A research study recently looked at children with asthma who are sent to the Emergency Room because of worsening symptoms.  Being the parent of a child with asthma, you can imagine this hits home for us.  We believe most children with asthma receive appropriate emergency treatment, but what happens after the child leaves the emergency room?  Do emergency room doctors prescribe some asthma medicines to youth at discharge to help prevent asthma recurrences that might bring the kids right back into the emergency room?

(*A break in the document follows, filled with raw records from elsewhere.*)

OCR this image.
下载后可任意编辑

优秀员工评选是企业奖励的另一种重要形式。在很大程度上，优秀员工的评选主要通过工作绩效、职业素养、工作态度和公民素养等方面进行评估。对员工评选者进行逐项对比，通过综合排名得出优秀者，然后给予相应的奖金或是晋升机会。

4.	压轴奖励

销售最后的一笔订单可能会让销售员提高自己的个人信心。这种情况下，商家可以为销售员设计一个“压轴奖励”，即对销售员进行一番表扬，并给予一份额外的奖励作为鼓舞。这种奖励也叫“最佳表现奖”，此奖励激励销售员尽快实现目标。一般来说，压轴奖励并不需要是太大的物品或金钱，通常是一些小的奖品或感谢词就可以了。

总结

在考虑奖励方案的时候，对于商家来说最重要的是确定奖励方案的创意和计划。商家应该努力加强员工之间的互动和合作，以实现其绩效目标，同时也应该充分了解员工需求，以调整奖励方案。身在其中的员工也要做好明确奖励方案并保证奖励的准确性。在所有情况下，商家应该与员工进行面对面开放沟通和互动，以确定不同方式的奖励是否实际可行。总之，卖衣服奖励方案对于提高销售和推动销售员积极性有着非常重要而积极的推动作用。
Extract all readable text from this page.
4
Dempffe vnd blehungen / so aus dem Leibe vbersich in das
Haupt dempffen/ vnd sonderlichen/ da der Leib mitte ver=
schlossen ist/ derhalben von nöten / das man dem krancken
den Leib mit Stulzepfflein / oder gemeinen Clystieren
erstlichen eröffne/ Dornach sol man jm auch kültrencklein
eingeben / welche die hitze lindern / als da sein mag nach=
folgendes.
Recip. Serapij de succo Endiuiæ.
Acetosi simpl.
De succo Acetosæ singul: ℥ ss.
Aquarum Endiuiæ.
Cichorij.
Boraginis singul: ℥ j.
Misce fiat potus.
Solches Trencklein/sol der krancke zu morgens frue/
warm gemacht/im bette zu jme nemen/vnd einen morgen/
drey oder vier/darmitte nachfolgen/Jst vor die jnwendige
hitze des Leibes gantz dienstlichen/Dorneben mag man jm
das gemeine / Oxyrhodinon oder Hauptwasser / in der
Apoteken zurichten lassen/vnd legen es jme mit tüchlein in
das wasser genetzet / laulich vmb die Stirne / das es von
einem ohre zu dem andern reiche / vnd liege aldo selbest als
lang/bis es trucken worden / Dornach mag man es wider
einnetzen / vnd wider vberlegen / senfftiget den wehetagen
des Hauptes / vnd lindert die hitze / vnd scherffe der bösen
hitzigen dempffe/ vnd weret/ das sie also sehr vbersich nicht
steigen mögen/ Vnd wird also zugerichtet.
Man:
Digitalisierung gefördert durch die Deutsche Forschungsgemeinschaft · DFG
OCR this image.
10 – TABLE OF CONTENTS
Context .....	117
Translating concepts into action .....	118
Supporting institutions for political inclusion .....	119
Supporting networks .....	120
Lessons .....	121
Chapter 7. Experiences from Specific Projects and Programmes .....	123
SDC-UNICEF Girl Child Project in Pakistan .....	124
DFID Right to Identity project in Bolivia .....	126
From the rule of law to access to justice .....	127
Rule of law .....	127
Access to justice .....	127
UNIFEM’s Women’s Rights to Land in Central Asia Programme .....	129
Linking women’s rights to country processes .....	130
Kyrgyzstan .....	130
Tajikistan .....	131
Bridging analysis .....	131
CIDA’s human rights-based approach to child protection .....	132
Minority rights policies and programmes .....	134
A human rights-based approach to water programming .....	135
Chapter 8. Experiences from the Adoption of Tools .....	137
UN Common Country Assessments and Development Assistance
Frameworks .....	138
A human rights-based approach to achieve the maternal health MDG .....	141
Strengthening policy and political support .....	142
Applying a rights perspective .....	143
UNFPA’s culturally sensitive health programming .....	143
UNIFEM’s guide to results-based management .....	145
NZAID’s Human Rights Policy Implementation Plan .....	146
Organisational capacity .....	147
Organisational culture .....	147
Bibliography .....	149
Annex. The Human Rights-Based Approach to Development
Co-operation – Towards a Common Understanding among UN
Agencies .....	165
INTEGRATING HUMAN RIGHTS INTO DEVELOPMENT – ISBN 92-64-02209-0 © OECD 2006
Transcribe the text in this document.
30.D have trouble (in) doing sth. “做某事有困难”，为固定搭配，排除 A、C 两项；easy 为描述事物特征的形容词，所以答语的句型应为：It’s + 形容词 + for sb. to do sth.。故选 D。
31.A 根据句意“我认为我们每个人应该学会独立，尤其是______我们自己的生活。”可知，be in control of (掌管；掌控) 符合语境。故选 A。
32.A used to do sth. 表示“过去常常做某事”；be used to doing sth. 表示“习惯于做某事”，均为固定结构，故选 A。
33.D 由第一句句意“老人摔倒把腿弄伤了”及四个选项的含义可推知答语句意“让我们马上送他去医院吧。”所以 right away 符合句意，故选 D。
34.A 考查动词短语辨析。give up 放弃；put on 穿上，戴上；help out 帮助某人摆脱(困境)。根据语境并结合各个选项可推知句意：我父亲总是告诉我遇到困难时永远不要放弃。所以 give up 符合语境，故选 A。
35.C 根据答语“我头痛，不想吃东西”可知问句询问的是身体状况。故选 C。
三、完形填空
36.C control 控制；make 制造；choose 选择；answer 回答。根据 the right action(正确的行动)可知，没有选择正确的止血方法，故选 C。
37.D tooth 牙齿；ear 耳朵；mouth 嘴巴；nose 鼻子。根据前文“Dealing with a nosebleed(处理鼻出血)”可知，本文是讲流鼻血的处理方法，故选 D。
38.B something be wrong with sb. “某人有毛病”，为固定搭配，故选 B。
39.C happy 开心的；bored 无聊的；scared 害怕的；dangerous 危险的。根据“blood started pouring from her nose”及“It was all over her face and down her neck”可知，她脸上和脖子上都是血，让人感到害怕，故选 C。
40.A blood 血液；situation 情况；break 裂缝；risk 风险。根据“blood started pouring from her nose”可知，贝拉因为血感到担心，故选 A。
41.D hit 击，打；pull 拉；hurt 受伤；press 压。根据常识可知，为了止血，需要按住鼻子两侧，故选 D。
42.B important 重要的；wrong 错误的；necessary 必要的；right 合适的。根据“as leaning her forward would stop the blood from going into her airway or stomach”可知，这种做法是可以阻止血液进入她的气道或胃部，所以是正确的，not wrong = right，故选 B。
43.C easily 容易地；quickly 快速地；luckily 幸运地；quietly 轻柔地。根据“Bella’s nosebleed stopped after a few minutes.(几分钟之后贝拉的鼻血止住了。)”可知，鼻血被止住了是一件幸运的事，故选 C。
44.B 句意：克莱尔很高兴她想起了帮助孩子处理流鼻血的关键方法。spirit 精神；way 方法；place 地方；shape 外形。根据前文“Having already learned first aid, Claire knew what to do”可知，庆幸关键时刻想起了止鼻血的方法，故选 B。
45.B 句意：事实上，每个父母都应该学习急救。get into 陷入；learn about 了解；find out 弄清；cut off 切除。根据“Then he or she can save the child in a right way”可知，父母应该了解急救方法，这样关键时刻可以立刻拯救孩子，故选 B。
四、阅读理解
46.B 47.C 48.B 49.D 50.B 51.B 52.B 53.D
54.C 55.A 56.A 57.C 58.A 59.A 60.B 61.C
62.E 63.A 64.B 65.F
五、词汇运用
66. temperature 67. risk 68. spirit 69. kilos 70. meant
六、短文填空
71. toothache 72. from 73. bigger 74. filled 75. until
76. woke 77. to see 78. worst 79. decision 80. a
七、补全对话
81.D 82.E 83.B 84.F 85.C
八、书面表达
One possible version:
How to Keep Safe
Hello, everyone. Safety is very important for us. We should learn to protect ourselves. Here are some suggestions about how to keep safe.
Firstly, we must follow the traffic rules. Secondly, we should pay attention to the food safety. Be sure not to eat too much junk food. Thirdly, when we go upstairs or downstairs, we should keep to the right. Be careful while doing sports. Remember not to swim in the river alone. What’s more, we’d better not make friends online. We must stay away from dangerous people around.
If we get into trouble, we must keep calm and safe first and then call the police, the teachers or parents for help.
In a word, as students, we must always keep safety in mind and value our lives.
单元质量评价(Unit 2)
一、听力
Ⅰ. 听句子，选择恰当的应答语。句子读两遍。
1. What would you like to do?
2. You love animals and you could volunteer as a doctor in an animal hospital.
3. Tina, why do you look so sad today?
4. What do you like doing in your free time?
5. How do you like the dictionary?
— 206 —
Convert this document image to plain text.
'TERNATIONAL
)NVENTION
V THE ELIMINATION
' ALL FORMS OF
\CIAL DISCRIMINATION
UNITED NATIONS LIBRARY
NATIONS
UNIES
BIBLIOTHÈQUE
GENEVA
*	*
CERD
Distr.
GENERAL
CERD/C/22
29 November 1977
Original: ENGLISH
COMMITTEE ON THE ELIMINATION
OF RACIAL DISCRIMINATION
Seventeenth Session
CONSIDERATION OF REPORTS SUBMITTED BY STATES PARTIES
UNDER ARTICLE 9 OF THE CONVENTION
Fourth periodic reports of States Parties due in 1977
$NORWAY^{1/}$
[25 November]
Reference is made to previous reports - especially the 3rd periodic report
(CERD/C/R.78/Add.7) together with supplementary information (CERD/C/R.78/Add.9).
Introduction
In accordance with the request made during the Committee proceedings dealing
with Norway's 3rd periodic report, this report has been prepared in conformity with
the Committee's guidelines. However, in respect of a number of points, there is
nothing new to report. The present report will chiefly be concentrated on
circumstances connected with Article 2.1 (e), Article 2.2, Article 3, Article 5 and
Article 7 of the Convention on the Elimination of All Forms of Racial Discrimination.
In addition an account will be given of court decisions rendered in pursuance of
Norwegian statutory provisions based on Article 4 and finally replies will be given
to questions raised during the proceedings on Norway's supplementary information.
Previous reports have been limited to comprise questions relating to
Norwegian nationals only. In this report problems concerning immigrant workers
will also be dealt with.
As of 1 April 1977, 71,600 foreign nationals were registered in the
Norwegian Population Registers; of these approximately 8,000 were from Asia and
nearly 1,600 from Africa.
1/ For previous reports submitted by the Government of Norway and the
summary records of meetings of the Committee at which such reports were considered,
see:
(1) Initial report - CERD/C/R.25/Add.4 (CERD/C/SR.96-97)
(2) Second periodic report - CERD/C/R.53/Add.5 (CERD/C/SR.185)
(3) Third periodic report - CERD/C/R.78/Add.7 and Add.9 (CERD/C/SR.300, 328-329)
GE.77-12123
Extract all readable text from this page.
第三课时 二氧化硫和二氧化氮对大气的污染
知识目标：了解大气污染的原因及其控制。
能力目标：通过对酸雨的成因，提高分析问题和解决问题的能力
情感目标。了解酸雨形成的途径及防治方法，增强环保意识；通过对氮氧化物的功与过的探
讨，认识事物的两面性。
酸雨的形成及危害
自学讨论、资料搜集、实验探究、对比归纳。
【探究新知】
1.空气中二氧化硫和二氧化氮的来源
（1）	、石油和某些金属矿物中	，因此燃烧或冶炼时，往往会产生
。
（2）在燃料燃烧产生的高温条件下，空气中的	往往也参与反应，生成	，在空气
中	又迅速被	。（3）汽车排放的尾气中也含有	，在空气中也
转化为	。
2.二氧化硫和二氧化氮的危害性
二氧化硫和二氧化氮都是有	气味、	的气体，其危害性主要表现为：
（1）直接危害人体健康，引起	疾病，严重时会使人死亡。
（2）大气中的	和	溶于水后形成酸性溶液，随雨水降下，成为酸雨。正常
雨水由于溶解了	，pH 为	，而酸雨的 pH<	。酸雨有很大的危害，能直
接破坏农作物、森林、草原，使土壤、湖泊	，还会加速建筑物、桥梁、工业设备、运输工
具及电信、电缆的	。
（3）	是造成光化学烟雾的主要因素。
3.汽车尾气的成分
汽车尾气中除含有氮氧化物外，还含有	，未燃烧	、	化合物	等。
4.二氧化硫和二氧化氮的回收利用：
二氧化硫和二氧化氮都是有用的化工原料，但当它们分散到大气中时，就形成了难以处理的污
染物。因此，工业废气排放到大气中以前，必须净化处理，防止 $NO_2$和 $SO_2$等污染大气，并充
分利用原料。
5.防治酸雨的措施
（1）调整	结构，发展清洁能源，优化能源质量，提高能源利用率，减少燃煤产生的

In the past, ER doctors might have told you to see your family doctor after discharge to get a long-term asthma prevention medication, like an inhaled steroid, but asthma guidelines have changed.  ER doctors now have the ability to prescribe medications like inhaled steroids themselves.   What this study found is that only a small percentage, 18%, of prescriptions actually gets filled after an ER visit.

We don’t know for certain what happened.  Did the ER doctors write it?  Did the patient’s family purposefully not fill it because of lack of money?   This is really a conversation that we all need to have, to make sure that our ER docs are actually prescribing what we need and that we fill the prescriptions they write.  We encourage you, if you have a child with asthma, to actually ask for asthma patient education and for needed medication to prevent a relapse after leaving the ER.  Asthma can be an extremely dangerous and scary condition, and it’s up to us as parents, as patients, and as providers, to be fully educated.